The drug has been put to the test, though, and blunting one’s mealtime blood sugar spikes does seem to reduce the risk of developing diabetes, as well as reduce the risk of heart attacks and high blood pressure. So is there any way to prevent these blood sugar spikes without having to take drugs? Well, one way would be to not sit down to a half cup of sugar! Yes, the drug can slow the progression of your atherosclerosis. 

Instead of the arteries going to your brain narrowing this fast, on the drug, they only narrow this fast. But wouldn’t it be better to eat a diet that actually reverses heart disease? Reverses diabetes?

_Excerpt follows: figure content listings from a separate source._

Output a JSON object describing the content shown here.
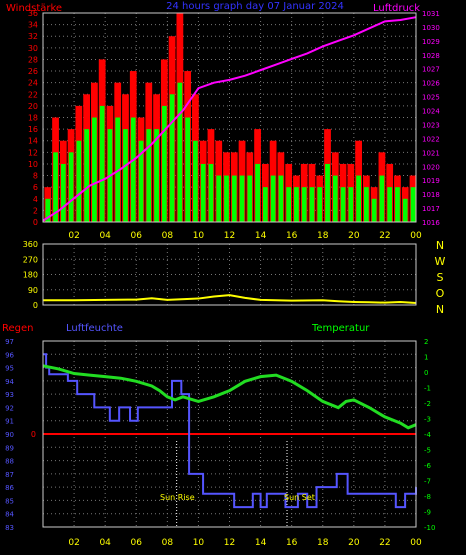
{
  "header": {
    "left": "Windstärke",
    "center": "24 hours graph day  07 Januar 2024",
    "right": "Luftdruck"
  },
  "colors": {
    "background": "#000000",
    "wind_gust": "#ff0000",
    "wind_avg": "#00ff00",
    "pressure": "#ff00ff",
    "wind_dir": "#ffff00",
    "rain": "#ff0000",
    "humidity": "#5555ff",
    "temperature": "#22dd22",
    "left_axis": "#ff0000",
    "right_axis_top": "#ff00ff",
    "right_axis_mid": "#ffff00",
    "humidity_axis": "#5555ff",
    "temperature_axis": "#00ff00",
    "hour_axis": "#ffff00",
    "frame": "#cccccc",
    "grid": "#777777"
  },
  "x_ticks": [
    "02",
    "04",
    "06",
    "08",
    "10",
    "12",
    "14",
    "16",
    "18",
    "20",
    "22",
    "00"
  ],
  "dir_labels": [
    "N",
    "W",
    "S",
    "O",
    "N"
  ],
  "bottom_labels": {
    "rain": "Regen",
    "humidity": "Luftfeuchte",
    "temperature": "Temperatur",
    "sunrise": "Sun Rise",
    "sunset": "Sun Set"
  },
  "chart_data": [
    {
      "type": "bar",
      "title": "24 hours graph day  07 Januar 2024",
      "xlabel": "",
      "ylabel": "Windstärke",
      "y2label": "Luftdruck",
      "x_range": [
        0,
        24
      ],
      "ylim": [
        0,
        36
      ],
      "y_ticks": [
        "0",
        "2",
        "4",
        "6",
        "8",
        "10",
        "12",
        "14",
        "16",
        "18",
        "20",
        "22",
        "24",
        "26",
        "28",
        "30",
        "32",
        "34",
        "36"
      ],
      "y2lim": [
        1016,
        1031
      ],
      "y2_ticks": [
        "1016",
        "1017",
        "1018",
        "1019",
        "1020",
        "1021",
        "1022",
        "1023",
        "1024",
        "1025",
        "1026",
        "1027",
        "1028",
        "1029",
        "1030",
        "1031"
      ],
      "series": [
        {
          "name": "Windstärke",
          "style": "bars",
          "x": [
            0.5,
            1,
            1.5,
            2,
            2.5,
            3,
            3.5,
            4,
            4.5,
            5,
            5.5,
            6,
            6.5,
            7,
            7.5,
            8,
            8.5,
            9,
            9.5,
            10,
            10.5,
            11,
            11.5,
            12,
            12.5,
            13,
            13.5,
            14,
            14.5,
            15,
            15.5,
            16,
            16.5,
            17,
            17.5,
            18,
            18.5,
            19,
            19.5,
            20,
            20.5,
            21,
            21.5,
            22,
            22.5,
            23,
            23.5,
            24
          ],
          "gust": [
            6,
            18,
            14,
            16,
            20,
            22,
            24,
            28,
            20,
            24,
            22,
            26,
            18,
            24,
            22,
            28,
            32,
            36,
            26,
            22,
            14,
            16,
            14,
            12,
            12,
            14,
            12,
            16,
            10,
            14,
            12,
            10,
            8,
            10,
            10,
            8,
            16,
            12,
            10,
            10,
            14,
            8,
            6,
            12,
            10,
            8,
            6,
            8
          ],
          "avg": [
            4,
            12,
            10,
            12,
            14,
            16,
            18,
            20,
            16,
            18,
            16,
            18,
            14,
            16,
            16,
            20,
            22,
            24,
            18,
            14,
            10,
            10,
            8,
            8,
            8,
            8,
            8,
            10,
            6,
            8,
            8,
            6,
            6,
            6,
            6,
            6,
            10,
            8,
            6,
            6,
            8,
            6,
            4,
            8,
            6,
            6,
            4,
            6
          ]
        },
        {
          "name": "Luftdruck",
          "style": "line",
          "axis": "y2",
          "x": [
            0,
            1,
            2,
            3,
            4,
            5,
            6,
            7,
            8,
            9,
            10,
            11,
            12,
            13,
            14,
            15,
            16,
            17,
            18,
            19,
            20,
            21,
            22,
            23,
            24
          ],
          "values": [
            1016.1,
            1016.8,
            1017.7,
            1018.6,
            1019.1,
            1019.8,
            1020.6,
            1021.6,
            1022.8,
            1024.0,
            1025.6,
            1026.0,
            1026.2,
            1026.5,
            1026.9,
            1027.3,
            1027.7,
            1028.1,
            1028.6,
            1029.0,
            1029.4,
            1029.9,
            1030.4,
            1030.5,
            1030.7
          ]
        }
      ]
    },
    {
      "type": "line",
      "xlabel": "",
      "ylabel": "",
      "x_range": [
        0,
        24
      ],
      "ylim": [
        0,
        360
      ],
      "y_ticks": [
        "0",
        "90",
        "180",
        "270",
        "360"
      ],
      "right_labels": [
        "N",
        "W",
        "S",
        "O",
        "N"
      ],
      "series": [
        {
          "style": "line",
          "x": [
            0,
            2,
            4,
            6,
            7,
            8,
            10,
            11,
            12,
            13,
            14,
            16,
            18,
            19,
            20,
            21,
            22,
            23,
            24
          ],
          "values": [
            28,
            28,
            30,
            32,
            40,
            30,
            38,
            50,
            58,
            42,
            30,
            26,
            28,
            22,
            18,
            16,
            14,
            18,
            12
          ]
        }
      ]
    },
    {
      "type": "line",
      "xlabel": "",
      "ylabel": "Luftfeuchte",
      "y2label": "Temperatur",
      "x_range": [
        0,
        24
      ],
      "ylim": [
        83,
        97
      ],
      "y_ticks": [
        "83",
        "84",
        "85",
        "86",
        "87",
        "88",
        "89",
        "90",
        "91",
        "92",
        "93",
        "94",
        "95",
        "96",
        "97"
      ],
      "y2lim": [
        -10,
        2
      ],
      "y2_ticks": [
        "-10",
        "-9",
        "-8",
        "-7",
        "-6",
        "-5",
        "-4",
        "-3",
        "-2",
        "-1",
        "0",
        "1",
        "2"
      ],
      "annotations": [
        "Regen",
        "Sun Rise",
        "Sun Set"
      ],
      "series": [
        {
          "name": "Luftfeuchte",
          "style": "step",
          "x": [
            0,
            0.2,
            0.4,
            1.6,
            2.2,
            3.3,
            4.3,
            4.9,
            5.6,
            6.1,
            7.6,
            8.3,
            8.6,
            8.9,
            9.4,
            10.3,
            11.2,
            11.7,
            12.3,
            12.8,
            13.5,
            14.0,
            14.4,
            15.0,
            15.6,
            16.4,
            17.0,
            17.6,
            18.9,
            19.6,
            20.6,
            21.8,
            22.7,
            23.3,
            24
          ],
          "values": [
            96,
            95,
            94.5,
            94,
            93,
            92,
            91,
            92,
            91,
            92,
            92,
            94,
            94,
            93,
            87,
            85.5,
            85.5,
            85.5,
            84.5,
            84.5,
            85.5,
            84.5,
            85.5,
            85.5,
            84.5,
            85.5,
            84.5,
            86,
            87,
            85.5,
            85.5,
            85.5,
            84.5,
            85.5,
            86
          ]
        },
        {
          "name": "Temperatur",
          "style": "line",
          "axis": "y2",
          "x": [
            0,
            1,
            2,
            3,
            4,
            5,
            6,
            7,
            7.5,
            8,
            8.5,
            9,
            10,
            11,
            12,
            13,
            14,
            15,
            16,
            17,
            18,
            19,
            19.5,
            20,
            21,
            22,
            23,
            23.5,
            24
          ],
          "values": [
            0.4,
            0.2,
            -0.1,
            -0.2,
            -0.3,
            -0.4,
            -0.6,
            -0.9,
            -1.2,
            -1.6,
            -1.8,
            -1.6,
            -1.9,
            -1.6,
            -1.2,
            -0.6,
            -0.3,
            -0.2,
            -0.6,
            -1.2,
            -1.9,
            -2.3,
            -1.9,
            -1.8,
            -2.3,
            -2.9,
            -3.3,
            -3.6,
            -3.4
          ]
        },
        {
          "name": "Regen",
          "style": "line",
          "x": [
            0,
            24
          ],
          "values": [
            90,
            90
          ]
        }
      ]
    }
  ]
}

The healthiest diet to prevent the meal-related blood sugar and fat spikes, the oxidation and inflammation, is a diet centered around whole plant foods. 

But what if you really want a bagel? Instead of spreading drugs on it, spreading on some almond butter may help blunt the blood sugar spike from refined carbs. Another option is to dip your baguette in some balsamic vinegar. The consumption of vinegar with meals is evidently used as a home remedy for diabetes before drugs came along, but it wasn’t put to the test until 1988. After all, how much money can you make from vinegar? 

According to the vinegar institute, millions of dollars, but a single diabetes drug, like Rezulin, can pull in billions; before it was pulled from the market for killing too many people by shutting down their livers. The drug company still made off like a bandit having to pay out less than a billion to the grieving families for covering up the danger. 

No liver failure from a peanut butter schmeared bagel though, cutting the blood sugar response in half, and the same with vinegar; if you chug down four teaspoons of apple cider vinegar diluted in water, you get that same blunting of the spike, and you get the additional advantage over the nuts of lowering insulin levels in the blood, something peanut butter apparently can’t do, but presumably better than a bagel with lox, as fish causes triple the insulin response, or red wine, which also increases insulin level, but not as much as fish, and also shoots up triglycerides, though dealcoholized red wine, non-alcoholic wine doesn’t have the same problem. What about vinegar? 

Not only may a tablespoon a day tend to improve cholesterol and triglycerides over time, vinegar can drop triglycerides within an hour of a meal, along with decreasing blood sugars and the insulin spike, potentially offering the best of all worlds.